Сегодня Сергей более детально рассмотрел в переднем углу залы, напротив входа божницу, имевшую несколько икон в богатых серебряных окладах, тонкое металлическое покрытие на иконе, оставляющее открытым только изображение лиц и рук. Перед божницей висела лампада. Между самими иконами висели в маленьких пучках засушенные травы. Все стены залы, чем-то напоминали музейные экспозиции, увешены оружием. Ружья, сабли, кинжалы, пояса с серебряными пряжками, сафьяновые мешочки, оказавшиеся на поверку древними подсумками для патронов…
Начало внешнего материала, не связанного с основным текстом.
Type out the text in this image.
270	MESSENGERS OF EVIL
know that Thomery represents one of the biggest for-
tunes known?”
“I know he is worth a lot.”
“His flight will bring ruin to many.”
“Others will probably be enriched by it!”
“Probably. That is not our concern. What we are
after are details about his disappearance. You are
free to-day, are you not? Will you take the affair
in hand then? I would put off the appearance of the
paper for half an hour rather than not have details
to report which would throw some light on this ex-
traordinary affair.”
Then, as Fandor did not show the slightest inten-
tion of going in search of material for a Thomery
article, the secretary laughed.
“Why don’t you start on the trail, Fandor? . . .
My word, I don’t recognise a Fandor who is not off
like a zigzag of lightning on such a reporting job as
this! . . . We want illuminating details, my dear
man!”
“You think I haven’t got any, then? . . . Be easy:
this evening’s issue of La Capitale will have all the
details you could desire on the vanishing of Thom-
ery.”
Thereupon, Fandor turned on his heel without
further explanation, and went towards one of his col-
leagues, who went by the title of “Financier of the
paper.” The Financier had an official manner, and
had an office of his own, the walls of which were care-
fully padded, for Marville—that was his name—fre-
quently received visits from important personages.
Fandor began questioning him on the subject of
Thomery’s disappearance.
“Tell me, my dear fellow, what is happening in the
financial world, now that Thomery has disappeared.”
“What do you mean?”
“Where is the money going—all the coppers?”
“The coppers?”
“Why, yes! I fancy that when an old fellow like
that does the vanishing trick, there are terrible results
Перед самым отъездом дед Матвей, оставшись наедине, придержал Шкуратова.
–Прощевай Сашка, молодший из рода Шкуратовых, казак станицы Ильинской. Не поминай лихом старого ведуна. Я тут твою судьбину слегка подправил, не серчай за то. За добро, завсегда добром платить треба. Приедешь додому, а невеста твоя, галаплешинка, позавчерась замуж выскочила, не дождалась тебя. Шалава. Не грусти, показакуешь еще четыре года, на красавице молодой оженишься. А через восемнадцать лет генералом станешь, правда через две войны пройдешь, и это будет в другой армии. Прощевай, душа моя, будь молодцом и не дуркуй в своей станице, когда додому доберешься.